比较两个XML文件并将差异保存到结果文件中

时间:2013-08-19 16:09:13

标签: c# xml

我有两个XML文件需要比较差异,XML非常简单:

文件1:

<?xml version="1.0" encoding="utf-8"?>
<Feeds zone="my zone">
  <Feed name="attribDump.json">ac1f07edc491a3d237cdfb1a17fc4551</Feed>
  <Feed name="focus_GroupsKV.txt">0f9e0a14a4ffce6ff5065b6e088c1f84</Feed>
  <Feed name="NAM_FORMATTED.csv">9e875496cdb072b5e54318d51295fdba</Feed>
  <Feed name="BNP\activityTitles.txt">2d27c0f19b71b4b411bcb00011d3f8b0</Feed>
</Feeds>

和文件2:

<?xml version="1.0" encoding="utf-8"?>
<FeedsRequest version="1">
<Feeds zone="my zone">
  <Feed name="attribDump.json">ac1f07edc491a3d237cdfb1a17fc4551</Feed>
  <Feed name="focus_GroupsKV.txt">0f9e0a14a4ffce6ff5065b6e088c1f84</Feed>
  <Feed name="BNP\activityTitles.txt">e54c5b851ee3ff3f43b10d24f2316431</Feed>
</Feeds>
</FeedsRequest>

文件1是我们文件共享上的文件的清单列表,文件2由需要从文件1刷新的断开连接的设备使用。我需要进行的检查是1)确保所有提要文件1位于文件2中,2)确保找到的任何源具有相同的hashCode(长字符串)。
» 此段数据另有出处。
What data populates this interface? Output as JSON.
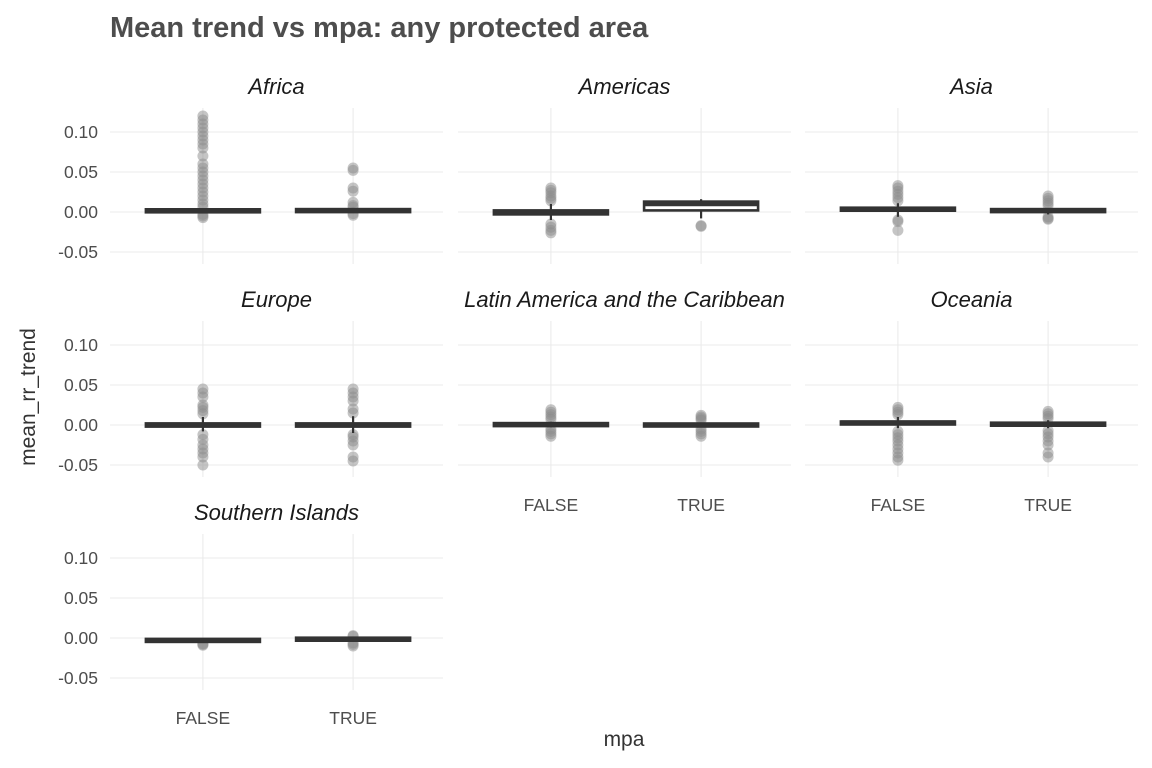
{
  "chart_data": {
    "type": "box",
    "title": "Mean trend vs mpa: any protected area",
    "xlabel": "mpa",
    "ylabel": "mean_rr_trend",
    "categories": [
      "FALSE",
      "TRUE"
    ],
    "y_ticks": [
      "0.10",
      "0.05",
      "0.00",
      "-0.05"
    ],
    "y_tick_values": [
      0.1,
      0.05,
      0.0,
      -0.05
    ],
    "ylim": [
      -0.065,
      0.13
    ],
    "grid": true,
    "facet_cols": 3,
    "panels": [
      {
        "name": "Africa",
        "boxes": [
          {
            "category": "FALSE",
            "q1": 0.0005,
            "median": 0.0015,
            "q3": 0.0025,
            "whisker_low": -0.001,
            "whisker_high": 0.004,
            "outliers": [
              0.12,
              0.115,
              0.11,
              0.105,
              0.1,
              0.095,
              0.09,
              0.085,
              0.08,
              0.07,
              0.06,
              0.055,
              0.05,
              0.045,
              0.04,
              0.035,
              0.03,
              0.025,
              0.02,
              0.015,
              0.01,
              0.006,
              -0.003,
              -0.005,
              -0.007
            ]
          },
          {
            "category": "TRUE",
            "q1": 0.001,
            "median": 0.0015,
            "q3": 0.0025,
            "whisker_low": 0.0,
            "whisker_high": 0.004,
            "outliers": [
              0.055,
              0.052,
              0.03,
              0.026,
              0.012,
              0.008,
              0.006,
              -0.002,
              -0.004
            ]
          }
        ]
      },
      {
        "name": "Americas",
        "boxes": [
          {
            "category": "FALSE",
            "q1": -0.003,
            "median": 0.0,
            "q3": 0.002,
            "whisker_low": -0.01,
            "whisker_high": 0.01,
            "outliers": [
              0.03,
              0.027,
              0.024,
              0.02,
              0.017,
              0.014,
              -0.015,
              -0.019,
              -0.023,
              -0.026
            ]
          },
          {
            "category": "TRUE",
            "q1": 0.002,
            "median": 0.01,
            "q3": 0.013,
            "whisker_low": -0.008,
            "whisker_high": 0.016,
            "outliers": [
              -0.017,
              -0.018
            ]
          }
        ]
      },
      {
        "name": "Asia",
        "boxes": [
          {
            "category": "FALSE",
            "q1": 0.002,
            "median": 0.003,
            "q3": 0.005,
            "whisker_low": -0.006,
            "whisker_high": 0.011,
            "outliers": [
              0.033,
              0.03,
              0.026,
              0.022,
              0.018,
              0.014,
              -0.01,
              -0.012,
              -0.023
            ]
          },
          {
            "category": "TRUE",
            "q1": 0.001,
            "median": 0.002,
            "q3": 0.0025,
            "whisker_low": -0.003,
            "whisker_high": 0.005,
            "outliers": [
              0.02,
              0.017,
              0.014,
              0.011,
              0.008,
              -0.006,
              -0.008,
              -0.009
            ]
          }
        ]
      },
      {
        "name": "Europe",
        "boxes": [
          {
            "category": "FALSE",
            "q1": -0.002,
            "median": 0.0,
            "q3": 0.002,
            "whisker_low": -0.008,
            "whisker_high": 0.01,
            "outliers": [
              0.045,
              0.04,
              0.035,
              0.025,
              0.022,
              0.018,
              0.014,
              -0.012,
              -0.018,
              -0.025,
              -0.03,
              -0.035,
              -0.04,
              -0.05
            ]
          },
          {
            "category": "TRUE",
            "q1": -0.002,
            "median": 0.0,
            "q3": 0.002,
            "whisker_low": -0.01,
            "whisker_high": 0.011,
            "outliers": [
              0.045,
              0.04,
              0.035,
              0.03,
              0.02,
              0.015,
              -0.012,
              -0.015,
              -0.02,
              -0.025,
              -0.04,
              -0.045
            ]
          }
        ]
      },
      {
        "name": "Latin America and the Caribbean",
        "boxes": [
          {
            "category": "FALSE",
            "q1": 0.0,
            "median": 0.0005,
            "q3": 0.001,
            "whisker_low": -0.003,
            "whisker_high": 0.004,
            "outliers": [
              0.019,
              0.016,
              0.013,
              0.01,
              0.007,
              -0.005,
              -0.008,
              -0.011,
              -0.014
            ]
          },
          {
            "category": "TRUE",
            "q1": -0.0005,
            "median": 0.0,
            "q3": 0.0005,
            "whisker_low": -0.003,
            "whisker_high": 0.003,
            "outliers": [
              0.012,
              0.01,
              0.008,
              0.006,
              -0.005,
              -0.008,
              -0.011,
              -0.014
            ]
          }
        ]
      },
      {
        "name": "Oceania",
        "boxes": [
          {
            "category": "FALSE",
            "q1": 0.001,
            "median": 0.003,
            "q3": 0.004,
            "whisker_low": -0.004,
            "whisker_high": 0.01,
            "outliers": [
              0.022,
              0.019,
              0.016,
              0.013,
              -0.008,
              -0.012,
              -0.016,
              -0.02,
              -0.025,
              -0.03,
              -0.035,
              -0.04,
              -0.044
            ]
          },
          {
            "category": "TRUE",
            "q1": 0.0,
            "median": 0.001,
            "q3": 0.002,
            "whisker_low": -0.004,
            "whisker_high": 0.006,
            "outliers": [
              0.017,
              0.014,
              0.011,
              0.008,
              -0.007,
              -0.011,
              -0.015,
              -0.02,
              -0.025,
              -0.035,
              -0.04
            ]
          }
        ]
      },
      {
        "name": "Southern Islands",
        "boxes": [
          {
            "category": "FALSE",
            "q1": -0.0035,
            "median": -0.003,
            "q3": -0.0025,
            "whisker_low": -0.005,
            "whisker_high": -0.001,
            "outliers": [
              -0.007,
              -0.008,
              -0.009
            ]
          },
          {
            "category": "TRUE",
            "q1": -0.002,
            "median": -0.0015,
            "q3": -0.001,
            "whisker_low": -0.004,
            "whisker_high": 0.001,
            "outliers": [
              0.003,
              0.002,
              -0.006,
              -0.008,
              -0.01
            ]
          }
        ]
      }
    ]
  }
}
一旦检查完成,我需要创建一个响应文件,其中包含所有提要的列表,然后每个提供ok(找到并匹配文件),缺少(找不到文件)的属性,或更新(文件被发现,但它是旧版本)。

所以基本上结果文件看起来像这样:

<?xml version="1.0" encoding="utf-8"?>
<FeedsResponse version="1">
<Feeds zone="my zone">
  <Feed name="attribDump.json" status="ok">ac1f07edc491a3d237cdfb1a17fc4551</Feed>
  <Feed name="focus_GroupsKV.txt" status="ok">0f9e0a14a4ffce6ff5065b6e088c1f84</Feed>
  <Feed name="NAM_FORMATTED.csv" status="missing">afd2c620053ed4f85ab02b4cc5f7a2b2</Feed>
  <Feed name="BNP\activityTitles.txt" status="updated">90805b851ee3ff3f43b10d24f2316431</Feed>

我目前正在做的是循环遍历文件1中的所有文件,然后针对文件2检查它们之间的差异。自从我使用XML以来,我遇到了困难,是如何构建响应文档的。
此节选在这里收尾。